Tuesday, April 24, 2007

Hopelessly Befuddled

An article in the New York Times, “U.S. Command Shortens Life of ‘Long War’ as a Reference,” illustrates the utter confusion and lack of clarity in Washington, D.C. about the war they are supposedly fighting. There seem to be disagreements between the White House and the Pentagon on what to call this exercise.

It looks to me like they want to wage something like the Cold War, which means a long-term effort that is half assertion and half appeasement instead of all-out war.

“This is a generational war, and we are going to be in it a long time,” said a White House official, who declined to be identified. “Nobody I have heard around here is talking about dropping it.”

At the same time, they are so afraid of offending anyone in the Middle East that they tie themselves in knots trying find language to which no one can find offense.

An earlier push to change the way the Bush administration describes its strategy against terrorism was notably unsuccessful. In 2005, the Pentagon argued that the phrase “war on terror” should be replaced by “global struggle against violent extremism.”
I knew they were afraid to mention Islam in their pronouncements, but I had not known they were also afraid of the word “war.”

We have a Pentagon that if afraid to use the word “war.” This is what we have come to.

To give them credit, they are not waging war -- not a serious war with the goal of defeating the enemy -- so maybe they should give up using the word.

The piece ends with this,

Admiral Fallon does not appear to have come up with a catchy substitute for his predecessor’s turn of phrase.

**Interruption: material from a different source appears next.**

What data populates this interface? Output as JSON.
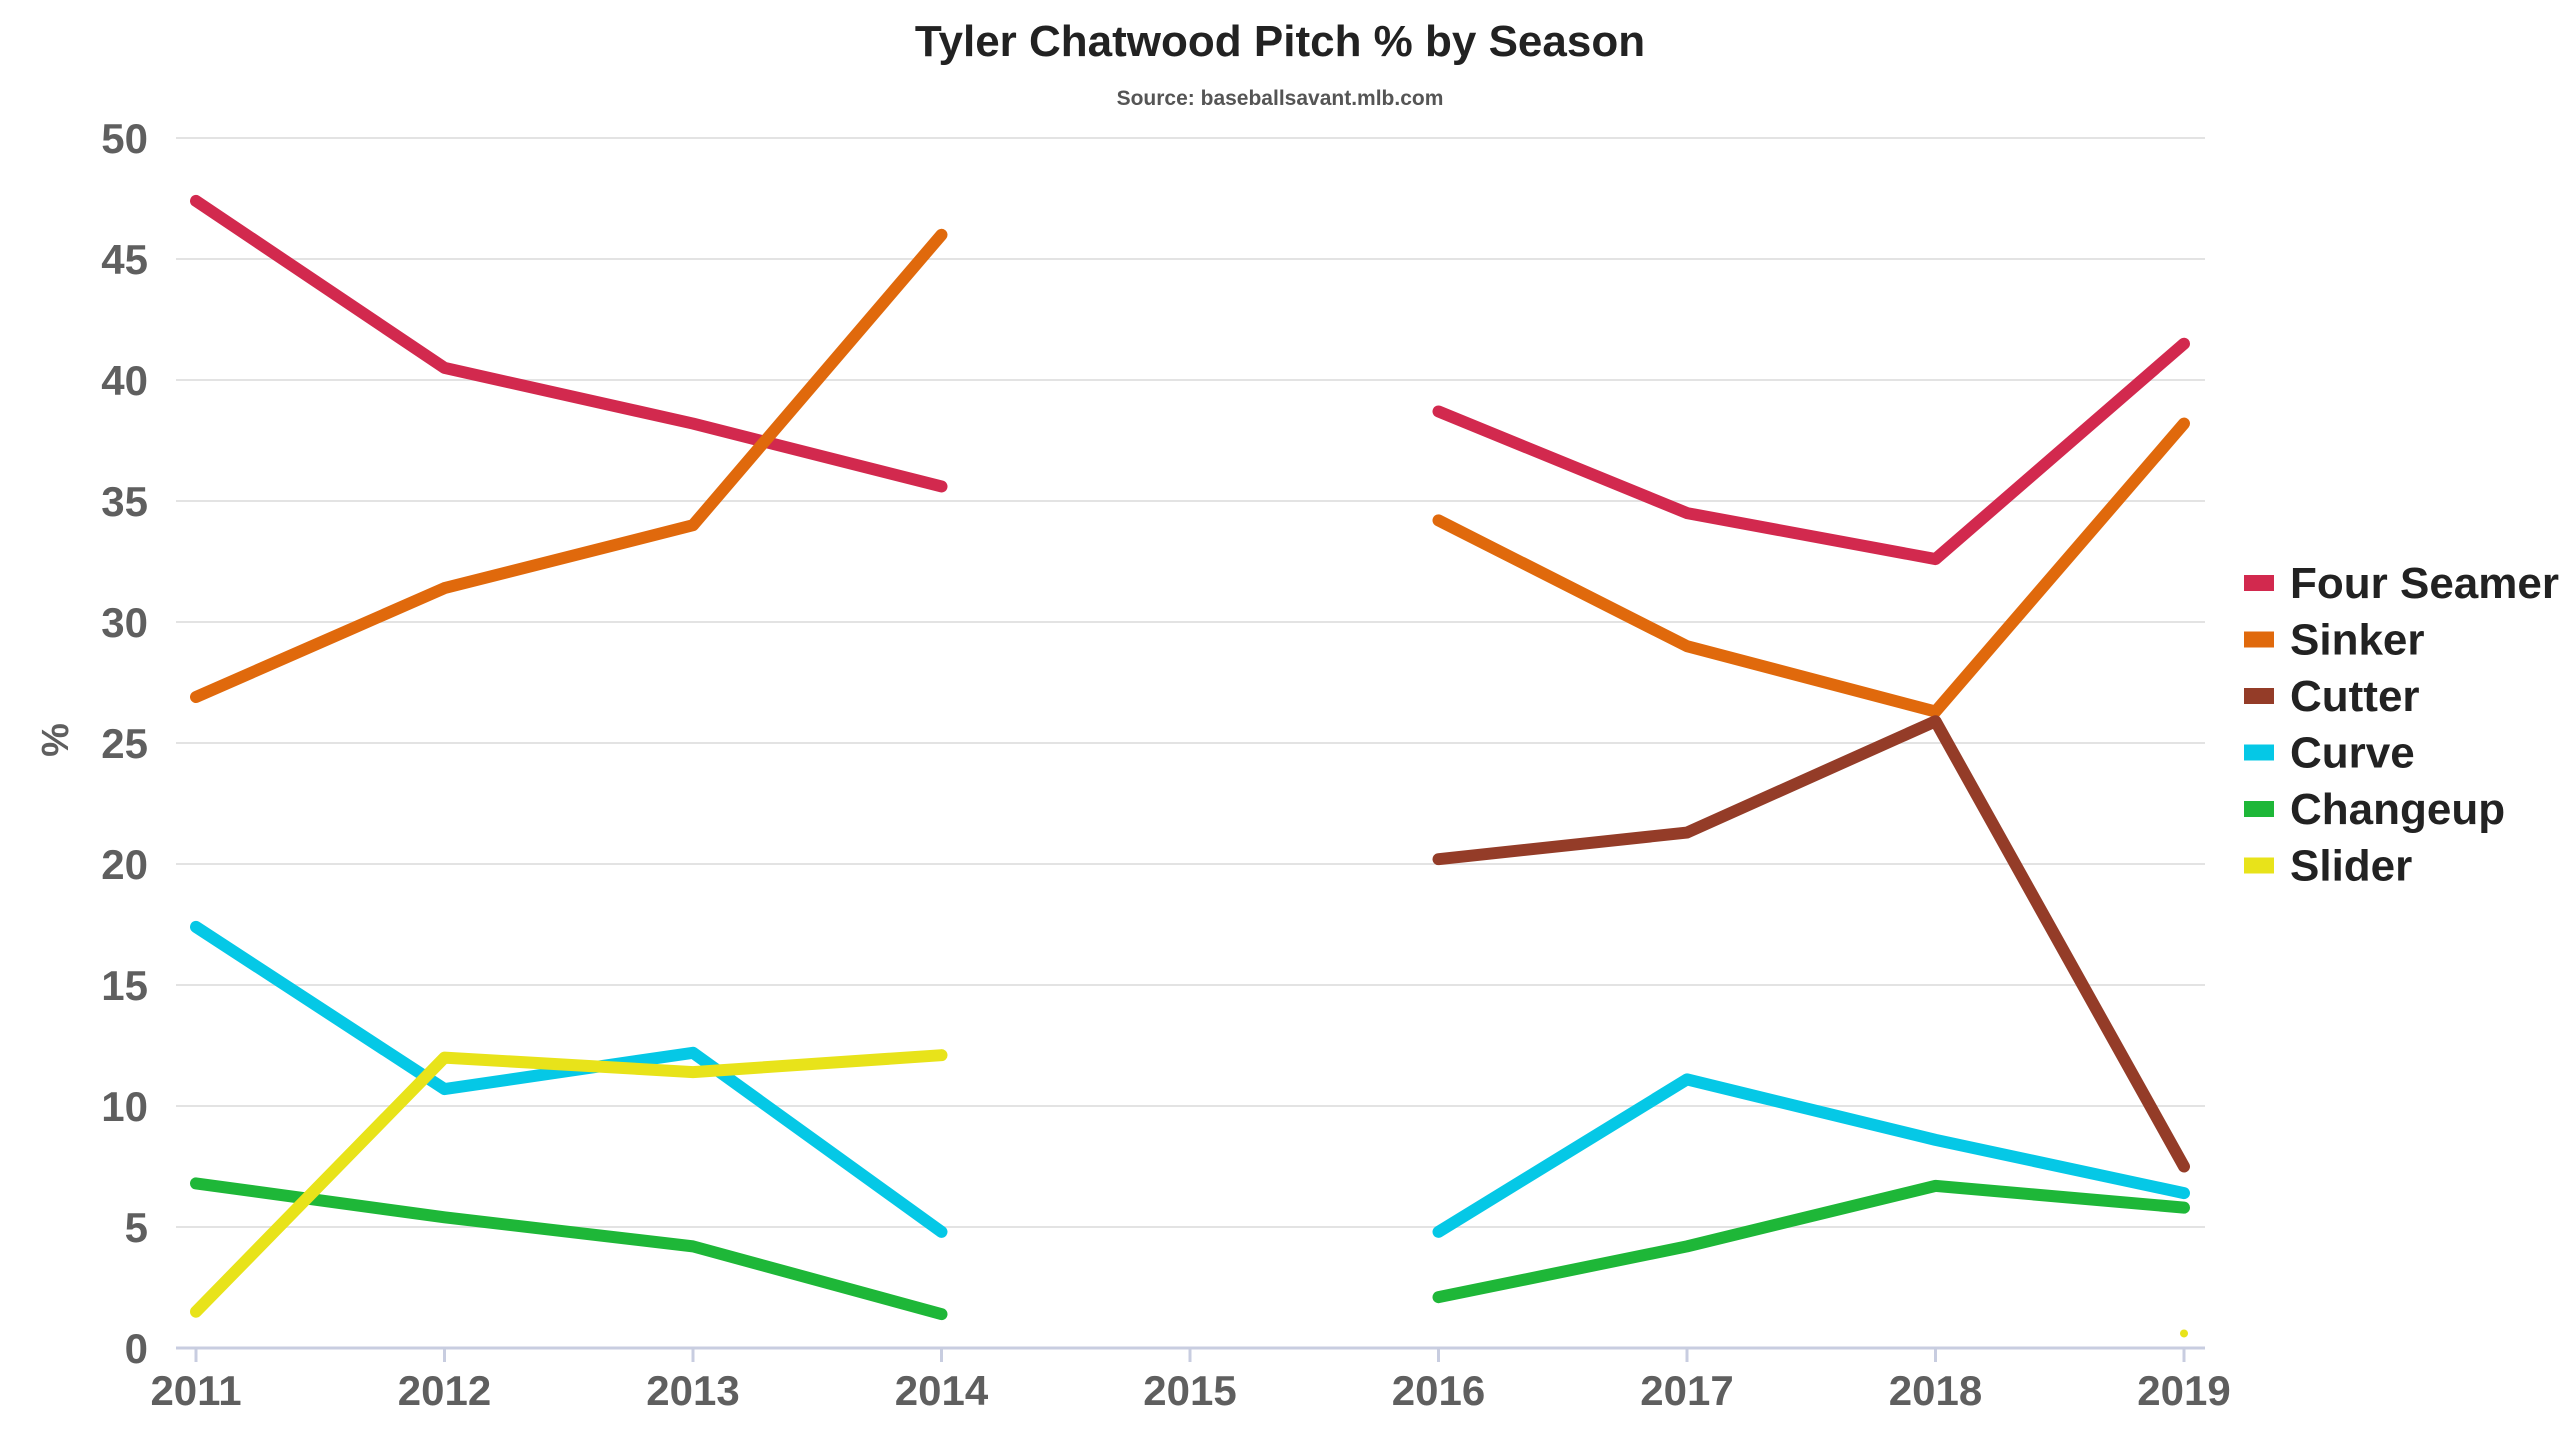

“We continue to look for other options to characterize the scope of current operations,” said Colonel McLaughlin, the spokesman.

They do not how to characterize what they are doing because they do not know what they are doing. Their purposes are contradictory and irreconcilable, thus they are confused.

This is the bind that altruism has America in. Our leaders are trying to make the contradictory premises of self-sacrifice and self-defense work together in some pragmatic policy that will seem coherent for the moment. The contradiction has them hopelessly befuddled.